35 The cases of alcohol and tobacco are in any case not the same. Smoking tobacco is widely regarded as a bad and dangerous habit. Many who smoke wish they could stop and measures are taken to prevent smoking in public places, to limit advertising and so on. It is a reasonable social aim that the use of tobacco should eventually disappear, even though that aim cannot appropriately be pursued by legal prohibition. Alcohol is a more complicated case. Although it is a dangerous drug and causes enormous social costs and harm, it is also used by many people moderately and non-destructively. It is strictly the misuse of alcohol that needs to be prevented, and while the ways in which this can best be done may be debated, control under the MDA is not one of them.

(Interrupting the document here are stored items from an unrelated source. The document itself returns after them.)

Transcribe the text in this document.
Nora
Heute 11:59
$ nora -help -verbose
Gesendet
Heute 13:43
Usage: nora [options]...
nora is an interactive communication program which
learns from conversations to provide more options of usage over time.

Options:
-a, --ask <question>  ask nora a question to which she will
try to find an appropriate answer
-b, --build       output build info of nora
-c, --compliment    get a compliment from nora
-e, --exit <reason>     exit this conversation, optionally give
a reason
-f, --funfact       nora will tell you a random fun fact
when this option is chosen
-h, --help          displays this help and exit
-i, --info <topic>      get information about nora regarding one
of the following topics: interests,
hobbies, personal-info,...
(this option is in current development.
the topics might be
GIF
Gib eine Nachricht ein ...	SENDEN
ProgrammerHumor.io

36 In summary, therefore, we recommend:

i) the transfer of ecstasy and related compounds from Class A to Class B;

ii) the transfer of LSD from Class A to Class B;

iii) the transfer of cannabinols such as d-9 THC from Class A to Class C;

iv) the transfer of buprenorphine from Class C to Class B [7];

v) the transfer of herbal cannabis and cannabis resin from Class B to Class C.

Future criteria

37 The MDA itself indicates certain criteria for classifying drugs in section 1 (2), namely whether a particular drug is subject or likely to be subject to misuse sufficient to cause a social problem. Since misuse is in effect defined as the taking of a drug by an individual, both individual and social harm are involved. The existence of three Classes linked to penalties suggests that the nature and seriousness of the individual and social harm concerned are important criteria for determining whether a particular drug is placed in Class A, B or C. But the Act is not specific on how individual or social harm should be measured or on how the cut-off points between Classes should be determined. The Advisory Council were unable to be more specific in their 1979 report [8], nor did they explain on what basis they concluded that the then Classes were broadly acceptable.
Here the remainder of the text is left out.